3. Las acusaciones contra Maduro: entre la denuncia y el pretexto
Aquí aparece una línea peligrosa: cuando una acusación no probada se convierte en justificación suficiente para una acción militar, el derecho deja de ser un límite y pasa a ser un instrumento. Perseguir a un enemigo invisible —como ocurrió en su día con los “Antifa” o con armas de destrucción masiva inexistentes— suele preceder a abusos muy reales.
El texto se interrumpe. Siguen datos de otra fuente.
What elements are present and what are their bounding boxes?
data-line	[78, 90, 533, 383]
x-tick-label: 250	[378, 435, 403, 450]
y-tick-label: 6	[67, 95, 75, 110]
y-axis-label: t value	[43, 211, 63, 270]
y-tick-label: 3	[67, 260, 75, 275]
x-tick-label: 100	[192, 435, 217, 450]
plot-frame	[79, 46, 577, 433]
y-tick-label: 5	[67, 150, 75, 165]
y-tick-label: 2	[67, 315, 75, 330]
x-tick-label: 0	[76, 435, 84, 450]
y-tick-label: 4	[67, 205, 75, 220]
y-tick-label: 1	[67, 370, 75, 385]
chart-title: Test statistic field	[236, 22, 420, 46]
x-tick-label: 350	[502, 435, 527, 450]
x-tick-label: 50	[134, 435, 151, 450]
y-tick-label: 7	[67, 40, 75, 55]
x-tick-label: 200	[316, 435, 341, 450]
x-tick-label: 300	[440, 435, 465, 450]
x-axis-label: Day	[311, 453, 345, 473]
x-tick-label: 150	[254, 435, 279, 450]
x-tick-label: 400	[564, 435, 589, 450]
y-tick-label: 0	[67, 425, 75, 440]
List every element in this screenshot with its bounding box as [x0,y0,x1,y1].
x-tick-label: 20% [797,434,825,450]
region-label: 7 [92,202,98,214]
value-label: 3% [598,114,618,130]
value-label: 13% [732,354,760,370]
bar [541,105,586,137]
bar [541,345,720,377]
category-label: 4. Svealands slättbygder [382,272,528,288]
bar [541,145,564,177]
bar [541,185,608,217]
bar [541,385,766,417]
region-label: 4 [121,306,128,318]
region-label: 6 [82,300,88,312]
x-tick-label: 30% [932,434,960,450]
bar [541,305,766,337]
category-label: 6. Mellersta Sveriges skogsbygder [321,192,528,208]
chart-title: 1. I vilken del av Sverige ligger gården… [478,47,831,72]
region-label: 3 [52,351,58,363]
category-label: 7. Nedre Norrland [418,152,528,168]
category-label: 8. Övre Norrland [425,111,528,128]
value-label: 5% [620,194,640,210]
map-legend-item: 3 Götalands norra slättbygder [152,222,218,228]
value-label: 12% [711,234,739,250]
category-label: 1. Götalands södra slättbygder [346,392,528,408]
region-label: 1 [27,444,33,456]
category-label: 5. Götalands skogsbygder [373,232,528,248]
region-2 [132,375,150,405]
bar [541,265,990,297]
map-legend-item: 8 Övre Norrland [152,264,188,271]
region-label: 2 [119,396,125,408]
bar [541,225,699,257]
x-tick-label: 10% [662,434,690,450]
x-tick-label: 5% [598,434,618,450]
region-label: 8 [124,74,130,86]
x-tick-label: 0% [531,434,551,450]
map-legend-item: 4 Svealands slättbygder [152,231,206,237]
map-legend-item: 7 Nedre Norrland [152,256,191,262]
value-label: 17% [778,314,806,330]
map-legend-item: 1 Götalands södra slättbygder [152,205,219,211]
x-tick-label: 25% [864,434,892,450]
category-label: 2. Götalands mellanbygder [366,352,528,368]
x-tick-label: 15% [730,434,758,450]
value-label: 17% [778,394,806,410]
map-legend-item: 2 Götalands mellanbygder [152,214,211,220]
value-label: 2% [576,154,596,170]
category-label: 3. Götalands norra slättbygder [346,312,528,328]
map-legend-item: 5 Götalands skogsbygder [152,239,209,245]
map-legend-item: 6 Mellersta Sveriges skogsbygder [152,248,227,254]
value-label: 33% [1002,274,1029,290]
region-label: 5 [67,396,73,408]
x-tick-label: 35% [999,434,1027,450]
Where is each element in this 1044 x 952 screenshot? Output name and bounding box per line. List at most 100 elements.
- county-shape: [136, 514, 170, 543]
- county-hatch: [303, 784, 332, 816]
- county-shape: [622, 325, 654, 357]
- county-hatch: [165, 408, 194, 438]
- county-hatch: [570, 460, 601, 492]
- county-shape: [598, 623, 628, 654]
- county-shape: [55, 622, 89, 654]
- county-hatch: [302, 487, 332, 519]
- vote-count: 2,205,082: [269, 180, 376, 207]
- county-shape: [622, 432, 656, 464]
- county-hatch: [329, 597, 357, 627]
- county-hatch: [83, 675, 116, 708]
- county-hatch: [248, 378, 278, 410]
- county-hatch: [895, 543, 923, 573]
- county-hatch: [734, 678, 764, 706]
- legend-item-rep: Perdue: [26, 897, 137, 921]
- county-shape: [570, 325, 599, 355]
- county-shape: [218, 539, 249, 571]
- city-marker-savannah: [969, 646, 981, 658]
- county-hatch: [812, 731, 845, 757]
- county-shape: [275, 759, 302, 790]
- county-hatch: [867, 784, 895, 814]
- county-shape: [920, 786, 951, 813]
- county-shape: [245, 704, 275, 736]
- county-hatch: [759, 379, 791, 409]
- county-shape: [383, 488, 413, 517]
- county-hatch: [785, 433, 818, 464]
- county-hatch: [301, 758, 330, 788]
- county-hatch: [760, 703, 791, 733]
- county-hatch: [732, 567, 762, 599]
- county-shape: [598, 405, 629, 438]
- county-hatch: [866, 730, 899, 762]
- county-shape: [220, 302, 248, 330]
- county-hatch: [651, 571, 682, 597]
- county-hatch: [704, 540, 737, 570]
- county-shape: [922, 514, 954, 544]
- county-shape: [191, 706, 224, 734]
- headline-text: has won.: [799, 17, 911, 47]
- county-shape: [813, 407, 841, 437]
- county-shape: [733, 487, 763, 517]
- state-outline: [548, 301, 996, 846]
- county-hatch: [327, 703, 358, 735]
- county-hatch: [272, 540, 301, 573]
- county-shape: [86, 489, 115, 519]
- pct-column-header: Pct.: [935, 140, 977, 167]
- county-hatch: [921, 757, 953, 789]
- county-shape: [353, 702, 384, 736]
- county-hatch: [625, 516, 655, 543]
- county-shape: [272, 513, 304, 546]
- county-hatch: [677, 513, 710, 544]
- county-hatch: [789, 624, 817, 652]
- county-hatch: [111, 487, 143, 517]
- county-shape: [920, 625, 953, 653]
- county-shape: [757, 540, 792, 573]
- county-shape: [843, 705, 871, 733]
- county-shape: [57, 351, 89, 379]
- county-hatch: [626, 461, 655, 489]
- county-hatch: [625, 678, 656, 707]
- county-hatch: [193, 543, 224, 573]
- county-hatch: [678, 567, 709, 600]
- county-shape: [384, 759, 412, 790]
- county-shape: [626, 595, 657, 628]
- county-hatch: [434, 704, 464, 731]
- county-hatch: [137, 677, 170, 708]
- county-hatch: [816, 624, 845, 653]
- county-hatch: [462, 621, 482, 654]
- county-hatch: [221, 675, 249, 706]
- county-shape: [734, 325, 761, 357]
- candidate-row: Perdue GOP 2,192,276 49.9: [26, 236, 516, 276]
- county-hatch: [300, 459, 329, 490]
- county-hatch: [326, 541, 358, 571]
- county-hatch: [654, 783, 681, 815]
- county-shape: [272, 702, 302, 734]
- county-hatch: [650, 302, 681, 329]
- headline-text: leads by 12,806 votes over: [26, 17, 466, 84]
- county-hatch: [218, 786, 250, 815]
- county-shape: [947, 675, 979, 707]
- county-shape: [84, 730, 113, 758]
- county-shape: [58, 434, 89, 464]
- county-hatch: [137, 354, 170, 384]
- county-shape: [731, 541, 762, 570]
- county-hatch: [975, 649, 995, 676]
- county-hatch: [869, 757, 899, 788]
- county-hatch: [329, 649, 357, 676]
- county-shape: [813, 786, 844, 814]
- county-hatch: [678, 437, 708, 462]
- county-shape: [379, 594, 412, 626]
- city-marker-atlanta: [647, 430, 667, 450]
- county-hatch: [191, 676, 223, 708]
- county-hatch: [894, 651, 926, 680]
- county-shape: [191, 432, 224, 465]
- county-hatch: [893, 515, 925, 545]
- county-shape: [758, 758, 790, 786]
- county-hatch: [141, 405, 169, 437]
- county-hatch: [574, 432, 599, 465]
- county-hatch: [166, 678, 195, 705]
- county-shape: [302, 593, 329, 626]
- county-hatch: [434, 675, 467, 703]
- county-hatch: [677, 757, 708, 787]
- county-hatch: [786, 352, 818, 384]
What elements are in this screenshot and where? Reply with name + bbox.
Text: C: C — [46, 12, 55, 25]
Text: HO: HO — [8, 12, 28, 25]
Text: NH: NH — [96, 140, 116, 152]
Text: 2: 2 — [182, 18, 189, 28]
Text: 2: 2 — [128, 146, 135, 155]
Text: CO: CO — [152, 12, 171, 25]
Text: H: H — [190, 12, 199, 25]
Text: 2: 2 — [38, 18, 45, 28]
4. La intervención y la captura: el punto de no retorno
Desde Caracas, la reacción fue inmediata: denuncia de agresión ilegítima, secuestro político y violación flagrante de la soberanía nacional. Desde España y otros países europeos, la respuesta fue más compleja: condena al autoritarismo venezolano, sí; rechazo a la intervención unilateral, también.
Porque una cosa es desear justicia, y otra muy distinta es imponerla por la fuerza desde fuera. Bombardear una ciudad —Caracas— implica asumir, de antemano, la posibilidad de víctimas inocentes. Y eso, más allá de cualquier relato, es una declaración de guerra.
5. ¿Democracia o petróleo? Las motivaciones bajo la superficie
Más inquietante aún es el componente personalista: rivalidades, egos, premios simbólicos, venganzas políticas. Cuando dirigentes hablan de compartir premios de la paz mientras negocian transiciones tuteladas desde el exterior, la pregunta no es quién gobierna, sino para quién.
6. Dentro y fuera: dos Venezuelas, dos miradas
La mayoría de los venezolanos que viven en Venezuela rechazan una intervención militar extranjera, incluso siendo críticos con su gobierno. No por ideología, sino por experiencia: saben que una guerra no trae pan, ni medicinas, ni estabilidad. Trae más miedo.
En cambio, una parte significativa de la diáspora venezolana, especialmente en Estados Unidos y Europa, apoya la intervención como vía de cambio. Es comprensible: el dolor vivido empuja a idealizar al salvador externo. Pero también es éticamente problemático desear la invasión de un país en el que ya no se vive, mientras otros asumirán el coste humano.
7. España ante el conflicto: crítica sin aval
La opinión pública española, como ya ocurrió en otros conflictos recientes, muestra una sensibilidad creciente hacia el sufrimiento civil y una desconfianza profunda hacia las soluciones militares rápidas. Una línea coherente con reflexiones previas publicadas en esta revista, como “España y la defensa de Gaza: responsabilidad humana frente a la tragedia” o “Felipe VI: ¿el último baluarte del sentido común democrático?”, donde se insistía en la necesidad de una empatía política que trascienda intereses y bloques.
8. Redes sociales: ruido, miedo y memoria histórica
Al mismo tiempo, la desesperación de parte de la diáspora venezolana se expresa sin filtros: alivio, esperanza, rabia, contradicción. Las redes no ofrecen consenso, pero sí un espejo honesto de una herida abierta.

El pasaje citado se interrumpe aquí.